Sameri now has more confidence in Ali and starts relying on him for more jobs. In fact Ali is so brash as to suggest a plot to sabotage Dr. Davoudzadeh’s rival blood bank by injecting it with corrupted blood that will kill some patients and thereby destroy his business.  Sameri is so impressed with such cold-blooded thinking that he offers Ali opportunities to join him in further black market operations.

Ali’s preoccupation with Sameri’s tasks is now keeping him away from his ill father’s side. When he returns to the hospital one time with an urgent delivery, he is informed of his father’s death, but seemingly unperturbed, he goes ahead and completes the delivery to the appropriate ward – he is all business these days.  Finally, when he arrives late for his father’s burial, Esmail gives Ali a beating for having neglected his filial duties.  But Ali stands back up and looks set to continue along the path he has chosen.

Although, as I mentioned above, the issues around profiteering off blood bank operations are undoubtedly common to many parts of the world, but the theme of The Cycle is more specifically focused on the perceived deterioration of Iranian society.  At this time of the mid-1970s, money was flowing into Iran from rising oil prices, and many concerned Iranians, like Mehrjui, felt that the import of modernism and money was leading to a rising tide of materialism.  Traditional values and the revered Iranian culture were being discarded as everyone scrambled to cash in.  The government had money, but people felt that it was not being distributed fairly and equitably.  Ali and the people around him were  symbols of the temptations associated with this moral decline.

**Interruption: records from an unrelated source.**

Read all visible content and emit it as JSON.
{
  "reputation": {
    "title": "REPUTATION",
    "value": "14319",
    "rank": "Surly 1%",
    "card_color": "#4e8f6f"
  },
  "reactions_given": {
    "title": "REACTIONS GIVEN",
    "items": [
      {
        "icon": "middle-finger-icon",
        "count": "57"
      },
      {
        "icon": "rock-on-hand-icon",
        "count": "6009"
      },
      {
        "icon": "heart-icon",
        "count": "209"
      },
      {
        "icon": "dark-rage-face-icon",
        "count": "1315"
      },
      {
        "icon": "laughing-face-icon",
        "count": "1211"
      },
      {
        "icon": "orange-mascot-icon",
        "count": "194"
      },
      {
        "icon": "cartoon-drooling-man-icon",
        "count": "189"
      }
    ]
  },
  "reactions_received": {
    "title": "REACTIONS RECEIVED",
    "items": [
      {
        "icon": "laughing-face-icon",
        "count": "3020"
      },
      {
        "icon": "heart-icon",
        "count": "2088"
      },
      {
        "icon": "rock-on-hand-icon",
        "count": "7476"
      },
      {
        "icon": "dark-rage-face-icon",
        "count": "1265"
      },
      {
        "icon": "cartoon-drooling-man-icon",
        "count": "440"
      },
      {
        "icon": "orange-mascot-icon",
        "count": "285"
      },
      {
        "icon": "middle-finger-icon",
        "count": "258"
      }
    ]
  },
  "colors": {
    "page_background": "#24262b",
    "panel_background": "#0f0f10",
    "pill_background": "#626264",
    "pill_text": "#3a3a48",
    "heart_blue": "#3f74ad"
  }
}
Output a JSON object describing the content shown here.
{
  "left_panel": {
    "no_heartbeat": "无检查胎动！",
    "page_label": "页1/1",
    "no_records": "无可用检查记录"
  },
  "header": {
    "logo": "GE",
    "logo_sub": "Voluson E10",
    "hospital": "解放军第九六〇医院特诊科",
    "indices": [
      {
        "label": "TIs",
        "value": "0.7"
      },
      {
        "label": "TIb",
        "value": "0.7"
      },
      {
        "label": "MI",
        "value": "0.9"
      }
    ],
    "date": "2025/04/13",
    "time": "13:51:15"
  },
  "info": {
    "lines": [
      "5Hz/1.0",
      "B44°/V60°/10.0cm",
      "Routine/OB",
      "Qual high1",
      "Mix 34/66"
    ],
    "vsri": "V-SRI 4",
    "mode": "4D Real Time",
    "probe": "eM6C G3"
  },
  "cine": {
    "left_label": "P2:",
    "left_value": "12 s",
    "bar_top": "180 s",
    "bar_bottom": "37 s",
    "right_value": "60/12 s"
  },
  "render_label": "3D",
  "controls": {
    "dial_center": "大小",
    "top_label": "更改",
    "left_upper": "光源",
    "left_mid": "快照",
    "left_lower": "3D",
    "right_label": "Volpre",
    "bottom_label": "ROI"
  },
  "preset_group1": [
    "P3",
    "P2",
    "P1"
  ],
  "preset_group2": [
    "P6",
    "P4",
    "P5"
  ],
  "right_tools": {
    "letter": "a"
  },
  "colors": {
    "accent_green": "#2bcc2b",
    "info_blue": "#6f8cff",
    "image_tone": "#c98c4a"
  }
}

The hospital doctors are not evil schemers, but they are shown as rather frivolous and somewhat irresponsible.  The hospital administrators are corrupt and have no real mind for the public welfare.  As with so many bureaucracies, each functionary did the least possible within the specified rules of the organization. 

Ali, himself, was not so much malicious as much as he was simply an amoral opportunist.  He learned quickly to take advantage of situations in order to serve his own needs.  This is how one got ahead in the modern world. 

But “The Cycle” is not a simple moral tirade demanding strict honesty.  It interestingly shows more subtle shades of how compromises are made.  Esmail and Zahra were involved in petty corruption, too, but it was only nominal.  In fact in many ways their rule-breaking actions provided useful services to those around them and represented contributions.  But they knew where to draw the line on truly immoral behaviour and were operating in accordance with an ethical compass that was unknown to Ali.

Many educated and concerned Iranians in the 1970s were worried about this apparent deterioration in Iranian cultural values, as symbolized in The Cycle, and they were optimistic that a political revolution would bring changes for the better.  Much like the social participants in the recent “Arab Spring”, they hoped that political change would bring about a more inclusive and socially civil society.  They are still waiting for that transformation.